Segal Roanne J, Reid Robert D, Courneya Kerry S, Sigal Ronald J, Kenny Glen P, Prud'Homme Denis G, Malone Shawn C, Wells George A, Scott Chris G, Slovinec D'Angelo Monika E
Ottawa Hospital Regional Cancer Center; University of Ottawa Heart Institute, Ottawa, Ontario, Canada.
J Clin Oncol. 2009 Jan 20;27(3):344-51. doi: 10.1200/JCO.2007.15.4963. Epub 2008 Dec 8.
Radiotherapy for prostate cancer (PCa) may cause unfavorable changes in fatigue, quality of life (QOL), and physical fitness. We report results from the Prostate Cancer Radiotherapy and Exercise Versus Normal Treatment study examining the effects of 24 weeks of resistance or aerobic training versus usual care on fatigue, QOL, physical fitness, body composition, prostate-specific antigen, testosterone, hemoglobin, and lipid levels in men with PCa receiving radiotherapy.
Between 2003 and 2006, we conducted a randomized controlled trial in Ottawa, Canada, where 121 PCa patients initiating radiotherapy with or without androgen deprivation therapy were randomly assigned to usual care (n = 41), resistance (n = 40), or aerobic exercise (n = 40) for 24 weeks. Our primary end point was fatigue assessed by the Functional Assessment of Cancer Therapy-Fatigue scale.
The follow-up assessment rate for our primary end point of fatigue was 92.6%. Median adherence to prescribed exercise was 85.5%. Mixed-model repeated measures analyses indicated both resistance (P =.010) and aerobic exercise (P = .004) mitigated fatigue over the short term. Resistance exercise also produced longer-term improvements (P = .002). Compared with usual care, resistance training improved QOL (P = .015), aerobic fitness (P = .041), upper- (P < .001) and lower-body (P < .001) strength, and triglycerides (P = .036), while preventing an increase in body fat (P = .049).

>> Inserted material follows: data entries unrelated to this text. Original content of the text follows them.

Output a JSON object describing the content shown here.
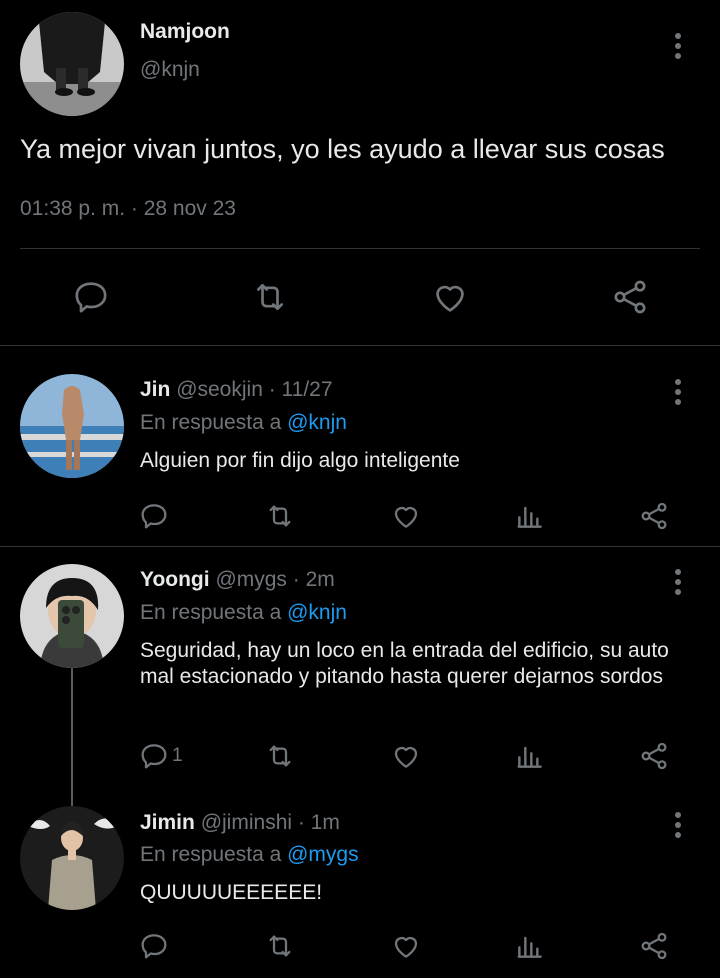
{
  "main_tweet": {
    "name": "Namjoon",
    "handle": "@knjn",
    "text": "Ya mejor vivan juntos, yo les ayudo a llevar sus cosas",
    "meta": "01:38 p. m. · 28 nov 23",
    "icons": [
      "reply-icon",
      "retweet-icon",
      "like-icon",
      "share-icon"
    ]
  },
  "replies": [
    {
      "name": "Jin",
      "handle": "@seokjin",
      "time": "· 11/27",
      "in_reply_prefix": "En respuesta a",
      "in_reply_to": "@knjn",
      "text": "Alguien por fin dijo algo inteligente",
      "reply_count": ""
    },
    {
      "name": "Yoongi",
      "handle": "@mygs",
      "time": "· 2m",
      "in_reply_prefix": "En respuesta a",
      "in_reply_to": "@knjn",
      "text": "Seguridad, hay un loco en la entrada del edificio, su auto mal estacionado y pitando hasta querer dejarnos sordos",
      "reply_count": "1"
    },
    {
      "name": "Jimin",
      "handle": "@jiminshi",
      "time": "· 1m",
      "in_reply_prefix": "En respuesta a",
      "in_reply_to": "@mygs",
      "text": "QUUUUUEEEEEE!",
      "reply_count": ""
    }
  ],
  "colors": {
    "background": "#000000",
    "text": "#e7e9ea",
    "secondary": "#71767b",
    "link": "#1d9bf0",
    "divider": "#2f3336"
  }
}
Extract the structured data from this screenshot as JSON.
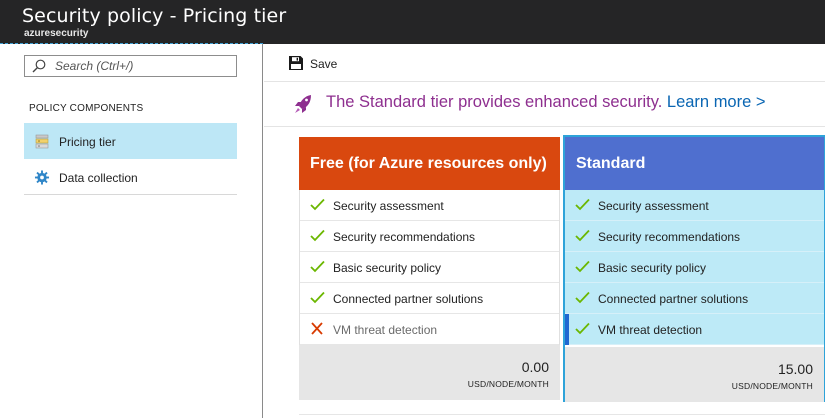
{
  "window": {
    "title": "Security policy - Pricing tier",
    "subtitle": "azuresecurity"
  },
  "sidebar": {
    "search_placeholder": "Search (Ctrl+/)",
    "section_heading": "POLICY COMPONENTS",
    "items": [
      {
        "label": "Pricing tier",
        "icon": "pricing-tier-icon",
        "active": true
      },
      {
        "label": "Data collection",
        "icon": "gear-icon",
        "active": false
      }
    ]
  },
  "toolbar": {
    "save_label": "Save"
  },
  "banner": {
    "text": "The Standard tier provides enhanced security.",
    "link": "Learn more >"
  },
  "tiers": {
    "free": {
      "name": "Free (for Azure resources only)",
      "features": [
        {
          "label": "Security assessment",
          "included": true
        },
        {
          "label": "Security recommendations",
          "included": true
        },
        {
          "label": "Basic security policy",
          "included": true
        },
        {
          "label": "Connected partner solutions",
          "included": true
        },
        {
          "label": "VM threat detection",
          "included": false
        }
      ],
      "price": "0.00",
      "unit": "USD/NODE/MONTH"
    },
    "standard": {
      "name": "Standard",
      "selected": true,
      "features": [
        {
          "label": "Security assessment",
          "included": true
        },
        {
          "label": "Security recommendations",
          "included": true
        },
        {
          "label": "Basic security policy",
          "included": true
        },
        {
          "label": "Connected partner solutions",
          "included": true
        },
        {
          "label": "VM threat detection",
          "included": true
        }
      ],
      "price": "15.00",
      "unit": "USD/NODE/MONTH"
    }
  },
  "colors": {
    "title_bar": "#252526",
    "free_header": "#d9480f",
    "standard_header": "#4f6fcf",
    "selected_bg": "#bdeaf7",
    "banner_text": "#8e2f8f",
    "link": "#0a66b3",
    "check": "#6bb700",
    "cross": "#d83b01"
  }
}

Aerobic training also improved fitness (P = .052). One serious adverse event occurred in the group that performed aerobic exercise.

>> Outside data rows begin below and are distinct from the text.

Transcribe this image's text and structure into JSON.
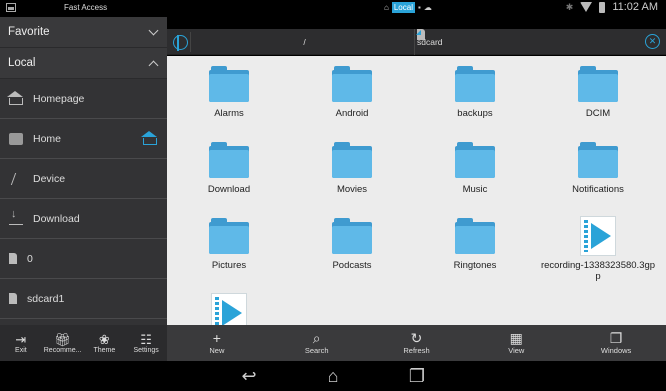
{
  "status_bar": {
    "title": "Fast Access",
    "storage_label": "Local",
    "time": "11:02 AM"
  },
  "sidebar": {
    "sections": [
      {
        "label": "Favorite",
        "expanded": false
      },
      {
        "label": "Local",
        "expanded": true
      }
    ],
    "items": [
      {
        "label": "Homepage",
        "icon": "house-icon"
      },
      {
        "label": "Home",
        "icon": "camera-icon"
      },
      {
        "label": "Device",
        "icon": "slash-icon"
      },
      {
        "label": "Download",
        "icon": "download-icon"
      },
      {
        "label": "0",
        "icon": "sdcard-icon"
      },
      {
        "label": "sdcard1",
        "icon": "sdcard-icon"
      }
    ],
    "toolbar": [
      {
        "label": "Exit",
        "icon": "exit-icon"
      },
      {
        "label": "Recomme...",
        "icon": "gift-icon"
      },
      {
        "label": "Theme",
        "icon": "palette-icon"
      },
      {
        "label": "Settings",
        "icon": "sliders-icon"
      }
    ]
  },
  "path_bar": {
    "crumbs": [
      "/",
      "sdcard"
    ]
  },
  "files": [
    {
      "name": "Alarms",
      "type": "folder"
    },
    {
      "name": "Android",
      "type": "folder"
    },
    {
      "name": "backups",
      "type": "folder"
    },
    {
      "name": "DCIM",
      "type": "folder"
    },
    {
      "name": "Download",
      "type": "folder"
    },
    {
      "name": "Movies",
      "type": "folder"
    },
    {
      "name": "Music",
      "type": "folder"
    },
    {
      "name": "Notifications",
      "type": "folder"
    },
    {
      "name": "Pictures",
      "type": "folder"
    },
    {
      "name": "Podcasts",
      "type": "folder"
    },
    {
      "name": "Ringtones",
      "type": "folder"
    },
    {
      "name": "recording-1338323580.3gpp",
      "type": "video"
    },
    {
      "name": "",
      "type": "video"
    }
  ],
  "main_toolbar": [
    {
      "label": "New",
      "icon": "plus-icon"
    },
    {
      "label": "Search",
      "icon": "search-icon"
    },
    {
      "label": "Refresh",
      "icon": "refresh-icon"
    },
    {
      "label": "View",
      "icon": "grid-icon"
    },
    {
      "label": "Windows",
      "icon": "windows-icon"
    }
  ],
  "colors": {
    "accent": "#2aa3d8",
    "folder": "#5fb9e8",
    "sidebar_bg": "#333335",
    "content_bg": "#ececec"
  }
}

In the short term, both resistance and aerobic exercise mitigated fatigue in men with PCa receiving radiotherapy. Resistance exercise generated longer-term improvements and additional benefits for QOL, strength, triglycerides, and body fat.
前列腺癌(PCa)放疗可能会导致疲劳、生活质量(QOL)和体能出现不利变化。我们报告了前列腺癌放疗与运动对比常规治疗研究的结果,该研究探讨了24周的抗阻训练或有氧运动与常规护理相比,对接受放疗的PCa男性患者的疲劳、生活质量、体能、身体成分、前列腺特异性抗原、睾酮、血红蛋白和血脂水平的影响。

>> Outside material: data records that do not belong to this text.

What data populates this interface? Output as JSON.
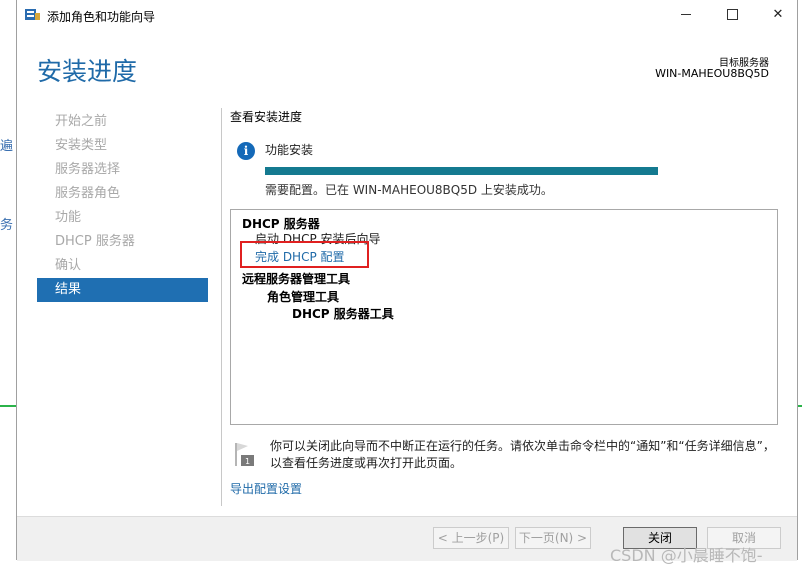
{
  "window": {
    "title": "添加角色和功能向导"
  },
  "header": {
    "title": "安装进度",
    "target_label": "目标服务器",
    "target_server": "WIN-MAHEOU8BQ5D"
  },
  "nav": {
    "items": [
      {
        "label": "开始之前",
        "active": false
      },
      {
        "label": "安装类型",
        "active": false
      },
      {
        "label": "服务器选择",
        "active": false
      },
      {
        "label": "服务器角色",
        "active": false
      },
      {
        "label": "功能",
        "active": false
      },
      {
        "label": "DHCP 服务器",
        "active": false
      },
      {
        "label": "确认",
        "active": false
      },
      {
        "label": "结果",
        "active": true
      }
    ]
  },
  "main": {
    "section_title": "查看安装进度",
    "feature_label": "功能安装",
    "progress": 1.0,
    "status": "需要配置。已在 WIN-MAHEOU8BQ5D 上安装成功。",
    "results": {
      "line1": "DHCP 服务器",
      "line2": "启动 DHCP 安装后向导",
      "line3_link": "完成 DHCP 配置",
      "line4": "远程服务器管理工具",
      "line5": "角色管理工具",
      "line6": "DHCP 服务器工具"
    },
    "note": "你可以关闭此向导而不中断正在运行的任务。请依次单击命令栏中的“通知”和“任务详细信息”，以查看任务进度或再次打开此页面。",
    "export_link": "导出配置设置"
  },
  "footer": {
    "prev": "< 上一步(P)",
    "next": "下一页(N) >",
    "close": "关闭",
    "cancel": "取消"
  },
  "watermark": "CSDN @小晨睡不饱-",
  "colors": {
    "accent": "#1f6fb2",
    "progress": "#147a90",
    "highlight": "#e02020"
  }
}
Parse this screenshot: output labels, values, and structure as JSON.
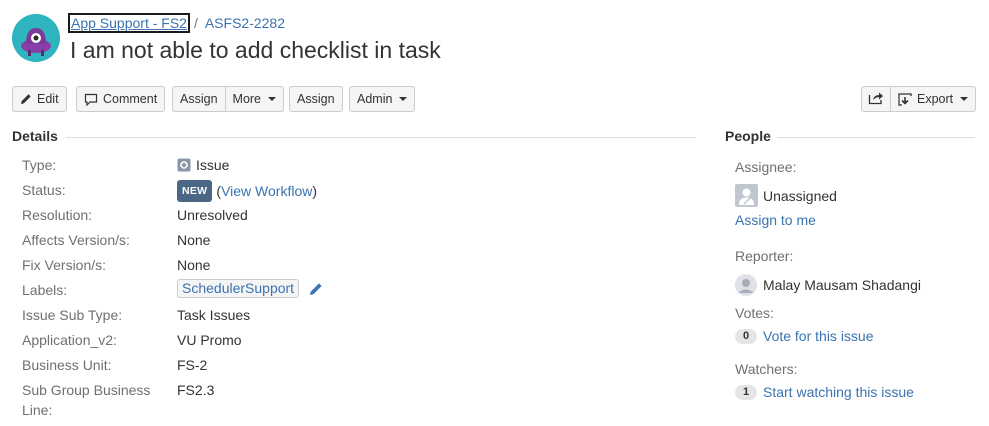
{
  "header": {
    "project_name": "App Support - FS2",
    "separator": "/",
    "issue_key": "ASFS2-2282",
    "summary": "I am not able to add checklist in task"
  },
  "toolbar": {
    "edit_label": "Edit",
    "comment_label": "Comment",
    "assign_label": "Assign",
    "more_label": "More",
    "assign2_label": "Assign",
    "admin_label": "Admin",
    "export_label": "Export"
  },
  "details": {
    "heading": "Details",
    "fields": [
      {
        "label": "Type:",
        "value": "Issue"
      },
      {
        "label": "Status:",
        "lozenge": "NEW",
        "paren_open": "(",
        "link": "View Workflow",
        "paren_close": ")"
      },
      {
        "label": "Resolution:",
        "value": "Unresolved"
      },
      {
        "label": "Affects Version/s:",
        "value": "None"
      },
      {
        "label": "Fix Version/s:",
        "value": "None"
      },
      {
        "label": "Labels:",
        "value": "SchedulerSupport"
      },
      {
        "label": "Issue Sub Type:",
        "value": "Task Issues"
      },
      {
        "label": "Application_v2:",
        "value": "VU Promo"
      },
      {
        "label": "Business Unit:",
        "value": "FS-2"
      },
      {
        "label_line1": "Sub Group Business",
        "label_line2": "Line:",
        "value": "FS2.3"
      }
    ]
  },
  "people": {
    "heading": "People",
    "assignee_label": "Assignee:",
    "assignee_value": "Unassigned",
    "assign_to_me": "Assign to me",
    "reporter_label": "Reporter:",
    "reporter_value": "Malay Mausam Shadangi",
    "votes_label": "Votes:",
    "votes_count": "0",
    "vote_link": "Vote for this issue",
    "watchers_label": "Watchers:",
    "watchers_count": "1",
    "watch_link": "Start watching this issue"
  },
  "colors": {
    "link": "#3b73af",
    "lozenge_bg": "#4a6785",
    "avatar_bg": "#2eb5c0"
  }
}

2003年至2006年期间,我们在加拿大渥太华进行了一项随机对照试验,121名开始接受放疗(无论是否接受雄激素剥夺治疗)的PCa患者被随机分配接受常规护理(n = 41)、抗阻训练(n = 40)或有氧运动(n = 40),为期24周。我们的主要终点是通过癌症治疗功能评估-疲劳量表评估的疲劳。
我们主要终点疲劳的随访评估率为92.6%。对规定运动的中位依从率为85.5%。混合模型重复测量分析表明,抗阻训练(P = 0.010)和有氧运动(P = 0.004)在短期内均可减轻疲劳。抗阻运动还产生了长期改善(P = 0.002)。与常规护理相比,抗阻训练改善了生活质量(P = 0.015)、有氧适能(P = 0.041)、上肢(P < 0.001)和下肢力量(P < 0.001)以及甘油三酯水平(P = 0.036),同时防止了体脂增加(P = 0.049)。有氧运动也改善了适能(P = 0.052)。进行有氧运动的组发生了1例严重不良事件。
短期内,抗阻训练和有氧运动均可减轻接受放疗的PCa男性患者的疲劳。抗阻运动产生了长期改善,并在生活质量、力量、甘油三酯和体脂方面带来了额外益处。